Watch a recording of the event.
Professor Simon Miles spoke with Professor Amanda Demmer about her new book After Saigon’s Fall: Refugees and US-Vietnamese Relations, 1975-2000.
Event summary by Deborah Ades:
On November 3rd , the Duke Program in American Grand Strategy was joined by Amanda Demmer, an assistant professor of history at Virginia Tech. In a conversation with Duke Professor Simon Miles, she discussed her new book, After Saigon’s Fall: Refugees and US-Vietnamese Relations, 1975-2000. Professor Demmer explored the normalization process between the United States and Hanoi through three major post-war transformations: the reassertion of the US Congress in American foreign policy; the Indochinese diaspora and changing domestic and international refugee norms; and the intertwining of humanitarianism and the human rights movement.
Professor Demmer began the conversation by discussing the framing of the book and her motivations for writing it. Describing her choice for the cover of her book, Professor Demmer claimed it was an image “synonymous with American failure” and emphasized how it marked the opening period of one of the largest migrations of the 20th century. By working backwards through the process of normalization, Professor Demmer pulled out the connective thread between the POW/MIA narrative in the post-war moment and the humanitarian discourse around migration, arguing that through a linkage of these two issues, non-executive actors created a window of opportunity to help the South Vietnamese and re-establish diplomatic relations with Hanoi.

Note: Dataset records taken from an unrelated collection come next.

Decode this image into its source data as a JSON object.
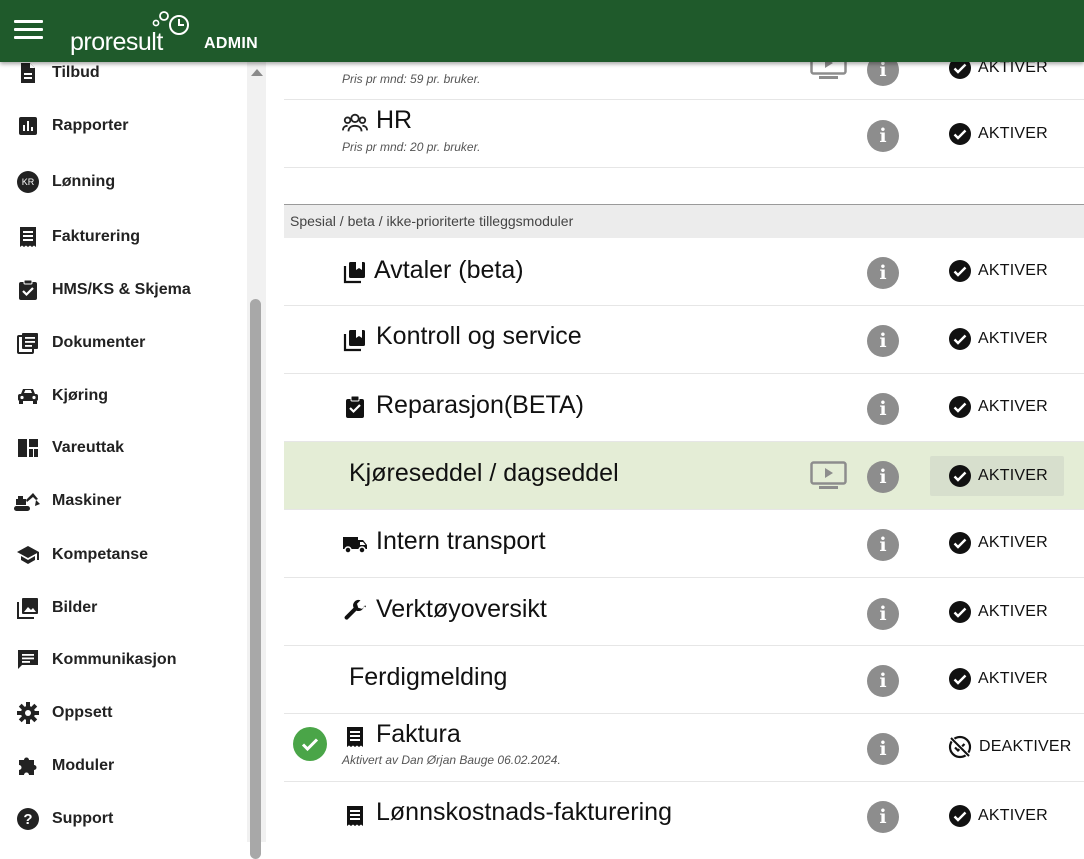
{
  "header": {
    "brand": "proresult",
    "role": "ADMIN"
  },
  "sidebar": {
    "items": [
      {
        "label": "Tilbud",
        "icon": "document-icon"
      },
      {
        "label": "Rapporter",
        "icon": "bar-chart-icon"
      },
      {
        "label": "Lønning",
        "icon": "kr-coin-icon",
        "icon_text": "KR"
      },
      {
        "label": "Fakturering",
        "icon": "receipt-icon"
      },
      {
        "label": "HMS/KS & Skjema",
        "icon": "clipboard-check-icon"
      },
      {
        "label": "Dokumenter",
        "icon": "documents-icon"
      },
      {
        "label": "Kjøring",
        "icon": "car-icon"
      },
      {
        "label": "Vareuttak",
        "icon": "grid-icon"
      },
      {
        "label": "Maskiner",
        "icon": "excavator-icon"
      },
      {
        "label": "Kompetanse",
        "icon": "graduation-cap-icon"
      },
      {
        "label": "Bilder",
        "icon": "images-icon"
      },
      {
        "label": "Kommunikasjon",
        "icon": "chat-icon"
      },
      {
        "label": "Oppsett",
        "icon": "gear-icon"
      },
      {
        "label": "Moduler",
        "icon": "puzzle-icon"
      },
      {
        "label": "Support",
        "icon": "help-circle-icon"
      }
    ]
  },
  "modules_top": [
    {
      "title": "",
      "subtitle": "Pris pr mnd: 59 pr. bruker.",
      "action": "AKTIVER",
      "has_video": true
    },
    {
      "title": "HR",
      "subtitle": "Pris pr mnd: 20 pr. bruker.",
      "action": "AKTIVER",
      "icon": "people-icon"
    }
  ],
  "section": {
    "title": "Spesial / beta / ikke-prioriterte tilleggsmoduler"
  },
  "modules": [
    {
      "title": "Avtaler (beta)",
      "icon": "library-icon",
      "action": "AKTIVER"
    },
    {
      "title": "Kontroll og service",
      "icon": "library-icon",
      "action": "AKTIVER"
    },
    {
      "title": "Reparasjon(BETA)",
      "icon": "clipboard-check-icon",
      "action": "AKTIVER"
    },
    {
      "title": "Kjøreseddel / dagseddel",
      "action": "AKTIVER",
      "has_video": true,
      "highlight": true
    },
    {
      "title": "Intern transport",
      "icon": "truck-icon",
      "action": "AKTIVER"
    },
    {
      "title": "Verktøyoversikt",
      "icon": "wrench-icon",
      "action": "AKTIVER"
    },
    {
      "title": "Ferdigmelding",
      "action": "AKTIVER"
    },
    {
      "title": "Faktura",
      "icon": "receipt-icon",
      "subtitle": "Aktivert av Dan Ørjan Bauge 06.02.2024.",
      "action": "DEAKTIVER",
      "active": true
    },
    {
      "title": "Lønnskostnads-fakturering",
      "icon": "receipt-icon",
      "action": "AKTIVER"
    }
  ],
  "info_glyph": "i",
  "colors": {
    "topbar": "#1f5a2b",
    "highlight_row": "#e4edd6",
    "active_check": "#4aa548",
    "info_button": "#8d8d8d"
  }
}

Professor Miles brought the discussion to the complex diplomatic question of normalization by asking Professor Demmer to reconcile the political-diplomatic process of rapprochement and the moral abhorrence of the Vietnamese for their humanitarian crimes. Professor Demmer argued the United States dealt with two separate entities at the time, the official government in Hanoi and the South Vietnamese people, explaining the dual policy of sanctions and embargoes alongside humanitarian aid and migration. Professor Demmer described the three phases of US attitudes towards Vietnam: the post-1975 chaos of the withdrawal and Third Indochina War, a coalescence by 1979 to a consensus driven policy where normalization talks are tabled until Vietnam leaves Cambodia and return US POW/MIA, and finally normalization in the 1990s. She emphasized that throughout the process, frequent contacts and cooperation create personal ties between US and Vietnamese officials and bureaucratic links and non-executive actors became the basis for the more well-known economic and diplomatic relations.
Addressing the remnants of the South Vietnamese people as a “ghost nation,” Professor Demmer claims that when the history of Vietnam is talked about in a public-facing way, the South Vietnamese are frequently caricatured and written out of the narrative, and that has led to an effort by the Vietnamese community in the US and in Vietnam to push back against erasure. She brings to light the interesting reversion in international standing that occurred between the South Vietnamese and Hanoi, where Hanoi’s position as victor in 1975 gradually gave way to the South Vietnamese through prolific diasporic activity and the dire economic situation and political reeducation camps in Vietnam. Such a shift was beneficial to US policy makers in a propagandic way in that it helped negotiate with partners in SE Asia and in Hanoi.
Professor Miles then zoomed the conversation out and asked what the post-1975 era of the Vietnam War means for American. Professor Demmer argued the normalization and migration processes of the latter end of the 20th century describe the competing impulses of American foreign policy. She claimed humanitarianism and human rights are often times seen as “salves for violence”, and the post-war period illustrates the circular nature of morality and war. Additionally, the migrations and refugee processes in particular bring up the questions of who can be an American and who gets to make those decisions. Finally, Professor Demmer and Professor Miles discussed the intersection of migration, morality, and foreign policy through the inherent issue of prioritization in immigration and evacuation operations.
The event then opened to audience members for Q&A. Professor Demmer answered questions on everything from parallels to Afghanistan and policy implications to the use of refugee flows in international relations to the intersection of religion and partisanship.